Photodissociation Dynamics in (N2)n+ Clusters

(N₂)_n⁺ cluster ions are produced and cooled in a pulsed-discharge supersonic expansion and studied with UV laser photodissociation and velocity-map imaging (VMI). All cluster sizes up to n = 15 absorb strongly near 355 nm, and those with n > 3 dissociate to produce both N₂⁺ and N₄⁺ photofragments. This suggests that the N₄⁺ ion is the chromophore in the larger clusters, consistent with the previous optical spectroscopy and bond energy determinations. Photofragment imaging of N₄⁺ produces an anisotropic distribution peaked along the laser polarization. Analysis of the maximum kinetic energy release produces a dissociation energy consistent with values determined in previous experiments. Dissociation of larger clusters produces N₂⁺ with significant kinetic energy values that do not change appreciably with cluster size. This suggests that the N₄⁺ core ion is not enclosed by the clustering of additional N₂ molecules.

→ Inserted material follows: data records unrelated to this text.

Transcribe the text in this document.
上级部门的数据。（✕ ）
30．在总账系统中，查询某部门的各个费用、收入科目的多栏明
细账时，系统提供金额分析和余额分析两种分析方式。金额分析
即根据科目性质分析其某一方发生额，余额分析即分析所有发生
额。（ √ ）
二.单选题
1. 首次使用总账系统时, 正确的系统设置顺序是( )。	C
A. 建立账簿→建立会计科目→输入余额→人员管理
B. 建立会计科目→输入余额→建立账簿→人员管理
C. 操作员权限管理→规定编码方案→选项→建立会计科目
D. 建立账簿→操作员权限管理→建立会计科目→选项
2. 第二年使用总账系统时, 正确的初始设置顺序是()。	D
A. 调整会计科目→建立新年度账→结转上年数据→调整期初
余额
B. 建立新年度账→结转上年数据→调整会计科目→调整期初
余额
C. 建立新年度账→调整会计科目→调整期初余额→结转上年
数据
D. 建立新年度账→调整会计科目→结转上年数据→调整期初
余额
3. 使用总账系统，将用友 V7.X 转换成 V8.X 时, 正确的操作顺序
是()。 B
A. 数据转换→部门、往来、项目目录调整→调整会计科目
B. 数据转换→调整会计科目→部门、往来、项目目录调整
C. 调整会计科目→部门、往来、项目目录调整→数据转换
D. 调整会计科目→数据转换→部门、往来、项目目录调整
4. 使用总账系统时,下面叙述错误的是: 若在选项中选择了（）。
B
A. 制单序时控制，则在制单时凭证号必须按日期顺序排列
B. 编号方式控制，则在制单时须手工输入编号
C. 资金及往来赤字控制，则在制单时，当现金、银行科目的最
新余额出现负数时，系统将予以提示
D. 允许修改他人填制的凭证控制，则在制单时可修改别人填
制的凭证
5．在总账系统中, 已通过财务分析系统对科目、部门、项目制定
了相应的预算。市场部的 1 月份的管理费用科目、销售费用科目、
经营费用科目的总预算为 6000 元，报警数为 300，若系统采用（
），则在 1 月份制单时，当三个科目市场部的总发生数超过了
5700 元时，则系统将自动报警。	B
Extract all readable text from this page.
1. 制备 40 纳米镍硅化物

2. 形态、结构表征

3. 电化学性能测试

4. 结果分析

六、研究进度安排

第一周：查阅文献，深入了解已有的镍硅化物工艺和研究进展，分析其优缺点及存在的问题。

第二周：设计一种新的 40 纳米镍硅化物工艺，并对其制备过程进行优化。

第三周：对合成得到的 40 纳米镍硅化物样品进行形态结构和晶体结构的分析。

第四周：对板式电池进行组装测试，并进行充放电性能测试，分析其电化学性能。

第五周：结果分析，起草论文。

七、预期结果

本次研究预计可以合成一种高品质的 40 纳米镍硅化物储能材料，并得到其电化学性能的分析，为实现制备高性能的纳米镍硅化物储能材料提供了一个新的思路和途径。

N₄⁺ fragments from larger clusters have somewhat lower kinetic energies than the N₂⁺ fragments, consistent with recombination or partial caging after dissociative recoil. However, the kinetic energy release of N₄⁺ is also considerable and it persists in the dissociation of larger clusters. This suggests that the N₄⁺ ion in these clusters resides near the surface and that the photodissociation and recombination are mediated by this surface rather than by a true caging effect.